From IWU Magazine, Spring 2012 edition
For five decades, Illinois Wesleyan's law school trained top legal minds
Story by TIM OBERMILLER
Most alumni probably aren't aware that Illinois Wesleyan once had a law school, but over its 53-year history the law program was regarded as one of the university's great successes. Many of its graduates, such as U.S. Senator Scott Lucas, became leaders in their fields. Others, like Antoinette Funk, worked to change the norms of society as a whole.
Illinois Wesleyan was the youthful age of 24 when it decided to open its own law school in 1874. During IWU President Samuel Fallows' brief but productive administration, nonresident and post-graduate courses were established, but the law school quickly became the standout. The June 1874 issue of the Wesleyan Alumni Journal declared, "There is perhaps no Department either established or to be established of greater immediate vital importance to the University and the people generally than the Law Department."
McLean's County's active judges and attorneys both created and ran the school. There were no full-time professors. An article in the University Archives written by Class of 1915 alumnus Roy A. Ramseyer states: "Many of us as students felt that this was a decided advantage, in that the instructors came to their classes with a practical knowledge of the everyday application of the principles which they were teaching."
In order to gain admittance, students "were required to be at least 18 years of age and of good moral character," wrote Ramseyer, while the school's curriculum "was modeled after the courses of the best law schools in the United States." According to the book Bar None: 125 Years of Women Lawyers in Illinois, students "attended lectures, did moot court exercises, studied major texts such as Blackstone's commentaries and were required to pass a comprehensive exam at the end of their senior year."
Law students did not separate themselves from other Wesleyan students, engaging in many college activities. "Its students always constituted a considerable proportion of the various athletic teams which represented Wesleyan," Ramseyer noted.

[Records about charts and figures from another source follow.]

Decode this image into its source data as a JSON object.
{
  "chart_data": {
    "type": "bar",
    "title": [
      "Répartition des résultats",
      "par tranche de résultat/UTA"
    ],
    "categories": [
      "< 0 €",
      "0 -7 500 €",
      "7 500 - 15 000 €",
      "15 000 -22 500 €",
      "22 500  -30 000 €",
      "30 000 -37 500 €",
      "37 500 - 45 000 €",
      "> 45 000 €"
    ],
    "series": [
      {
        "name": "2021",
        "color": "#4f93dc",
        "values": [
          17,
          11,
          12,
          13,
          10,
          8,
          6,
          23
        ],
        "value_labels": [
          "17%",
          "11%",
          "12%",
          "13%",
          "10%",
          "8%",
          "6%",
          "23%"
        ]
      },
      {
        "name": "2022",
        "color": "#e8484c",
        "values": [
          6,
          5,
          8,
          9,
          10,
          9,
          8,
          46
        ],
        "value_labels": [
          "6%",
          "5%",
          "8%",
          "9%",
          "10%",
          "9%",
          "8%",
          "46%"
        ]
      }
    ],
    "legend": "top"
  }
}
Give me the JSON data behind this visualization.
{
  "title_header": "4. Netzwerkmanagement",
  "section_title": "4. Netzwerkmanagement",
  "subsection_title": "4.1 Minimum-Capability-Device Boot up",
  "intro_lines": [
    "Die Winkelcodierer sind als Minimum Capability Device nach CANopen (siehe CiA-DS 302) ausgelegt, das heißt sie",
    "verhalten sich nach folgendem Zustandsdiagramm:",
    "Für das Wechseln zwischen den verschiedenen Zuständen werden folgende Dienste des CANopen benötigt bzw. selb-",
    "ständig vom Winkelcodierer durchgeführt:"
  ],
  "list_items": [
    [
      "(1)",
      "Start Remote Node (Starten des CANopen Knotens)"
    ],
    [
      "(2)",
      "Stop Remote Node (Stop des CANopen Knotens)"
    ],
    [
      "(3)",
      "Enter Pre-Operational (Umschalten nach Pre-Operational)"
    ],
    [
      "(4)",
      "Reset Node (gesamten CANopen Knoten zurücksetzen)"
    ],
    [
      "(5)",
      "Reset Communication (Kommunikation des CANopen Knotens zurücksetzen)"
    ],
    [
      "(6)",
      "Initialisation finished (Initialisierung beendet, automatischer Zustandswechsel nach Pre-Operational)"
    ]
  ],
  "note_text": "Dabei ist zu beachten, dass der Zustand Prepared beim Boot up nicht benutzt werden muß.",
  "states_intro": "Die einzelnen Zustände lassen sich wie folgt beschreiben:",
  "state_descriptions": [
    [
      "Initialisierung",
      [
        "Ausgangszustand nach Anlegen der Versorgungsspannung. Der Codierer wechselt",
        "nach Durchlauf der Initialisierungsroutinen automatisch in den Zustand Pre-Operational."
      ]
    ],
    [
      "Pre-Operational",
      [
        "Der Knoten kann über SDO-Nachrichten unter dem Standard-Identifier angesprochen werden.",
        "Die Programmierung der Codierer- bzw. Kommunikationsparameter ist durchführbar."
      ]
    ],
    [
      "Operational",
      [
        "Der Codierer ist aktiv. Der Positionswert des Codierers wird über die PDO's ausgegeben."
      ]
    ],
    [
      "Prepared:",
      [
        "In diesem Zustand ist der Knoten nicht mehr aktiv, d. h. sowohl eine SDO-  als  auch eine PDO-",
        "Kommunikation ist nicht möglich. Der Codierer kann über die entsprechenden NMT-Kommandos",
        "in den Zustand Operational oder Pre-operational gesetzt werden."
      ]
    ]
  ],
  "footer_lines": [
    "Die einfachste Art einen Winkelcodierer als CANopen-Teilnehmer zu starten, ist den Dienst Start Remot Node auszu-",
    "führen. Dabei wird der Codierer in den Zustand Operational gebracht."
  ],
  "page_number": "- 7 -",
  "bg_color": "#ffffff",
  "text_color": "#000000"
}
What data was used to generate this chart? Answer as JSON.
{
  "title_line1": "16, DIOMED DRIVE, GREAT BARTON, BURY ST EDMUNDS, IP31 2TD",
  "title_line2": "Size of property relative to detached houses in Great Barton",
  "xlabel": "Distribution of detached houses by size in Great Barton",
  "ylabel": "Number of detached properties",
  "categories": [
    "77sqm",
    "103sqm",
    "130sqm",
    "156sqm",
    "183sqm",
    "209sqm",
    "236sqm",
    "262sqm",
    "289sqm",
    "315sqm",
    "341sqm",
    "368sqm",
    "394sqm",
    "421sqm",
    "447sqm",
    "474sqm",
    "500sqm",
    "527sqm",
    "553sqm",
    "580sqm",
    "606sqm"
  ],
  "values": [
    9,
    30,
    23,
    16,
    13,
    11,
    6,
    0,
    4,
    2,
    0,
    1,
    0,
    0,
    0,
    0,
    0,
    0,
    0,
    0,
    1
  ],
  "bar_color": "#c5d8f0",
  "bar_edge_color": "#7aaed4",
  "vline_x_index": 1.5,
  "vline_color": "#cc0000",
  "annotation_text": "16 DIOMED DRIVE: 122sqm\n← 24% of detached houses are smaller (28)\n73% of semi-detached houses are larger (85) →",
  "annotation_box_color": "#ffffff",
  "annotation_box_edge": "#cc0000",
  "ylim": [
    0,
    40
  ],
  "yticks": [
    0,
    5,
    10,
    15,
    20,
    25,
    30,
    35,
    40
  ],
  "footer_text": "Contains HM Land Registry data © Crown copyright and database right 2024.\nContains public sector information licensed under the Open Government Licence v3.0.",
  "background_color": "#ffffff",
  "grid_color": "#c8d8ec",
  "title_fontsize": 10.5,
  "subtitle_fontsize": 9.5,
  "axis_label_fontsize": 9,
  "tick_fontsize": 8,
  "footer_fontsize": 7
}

Future senator Lucas, for example, played left end on the 1912 football team.
The first graduating law class had only seven students, but enrollment quickly grew. From an average of 60 students, it reached its peak at 133 students in 1923.
Law classes were held in the lower level of the Main Building, also known as Hedding Hall, which burned down in 1943. For a time, classroom space was rented near Bloomington's Courthouse Square so that busy judges and attorneys who taught Wesleyan's law students could save the time it took to travel to campus.
Prior to the 20th century, IWU was one of only four Illinois universities that allowed women to study law. In 1879, Marietta Brown Reed Shay became the first woman graduate of the law school and also won a coveted $50 prize given for the best final exam. The sixth woman to practice law in the state, Shay wrote A Student's Guide to Common Law Pleading. Published under the name M. B. R. Shay in 1881, the book won positive reviews in law journals and became required reading at many law schools — including Illinois Wesleyan's.
In another law school first, Gus A. Hill became the University's first black alumnus when he received his degree from the school in 1880.
By the 1890s, when Antoinette Funk was among its students, the law school had secured a reputation "as broad as the whole West," reported the Wesleyan Echo. "From all parts of the land students come to enjoy the privileges here afforded. The judges of the supreme court of Illinois have recommended it and have backed up their words by sending their own sons to Bloomington."
During its history, the school graduated nearly 1,000 students. Best known was Scott Lucas (D-Ill.), class of 1914, who served in both the U.S. House and Senate and became Senate majority leader from 1948-1950. He helped pass the 1936 Soil Conservation Act, ran the Midwest branch of Harry Truman's successful presidential campaign and was an early advocate for civil rights. Lucas was also one of the earliest critics of Sen. Joseph McCarthy's anti-Communist crusade and found himself targeted by McCarthy during his 1950 reelection bid, in which he was defeated by Everett M. Dirksen.
Other law graduates included two state governors — Clarence Baldridge of Idaho and Lester Hunt of Wyoming — as well as University of Arizona President J. Byron McCormick. Another well-known alumnus was Sigmund Livingston, class of 1913. As founder and first president of the Anti-Defamation League, Livingston traveled across the country speaking out against anti-Semitism, which he saw rooted in damaging but popular stereotypes and misinformation about Jewish people.
What many of the law students felt was one of the school's greatest strengths — its use of practicing judges and lawyers as professors — eventually led to its demise. In 1927, the North Central Association of Colleges and Secondary Schools ruled that an accredited law school must have at least three full-time law professors and an independent law library. Since funding for such amenities was not available, the decision was made to close the law school that same year. An attempt by the Board of Trustees in 1928 to resurrect the school failed to raise sufficient funds, as did a second attempt in 1934.
"The old Law School is now history, but it is an honorable history," alumnus Ramseyer wrote after its closing. "We may take just pride in the realization of what our Alma Mater, the Law School, has accomplished."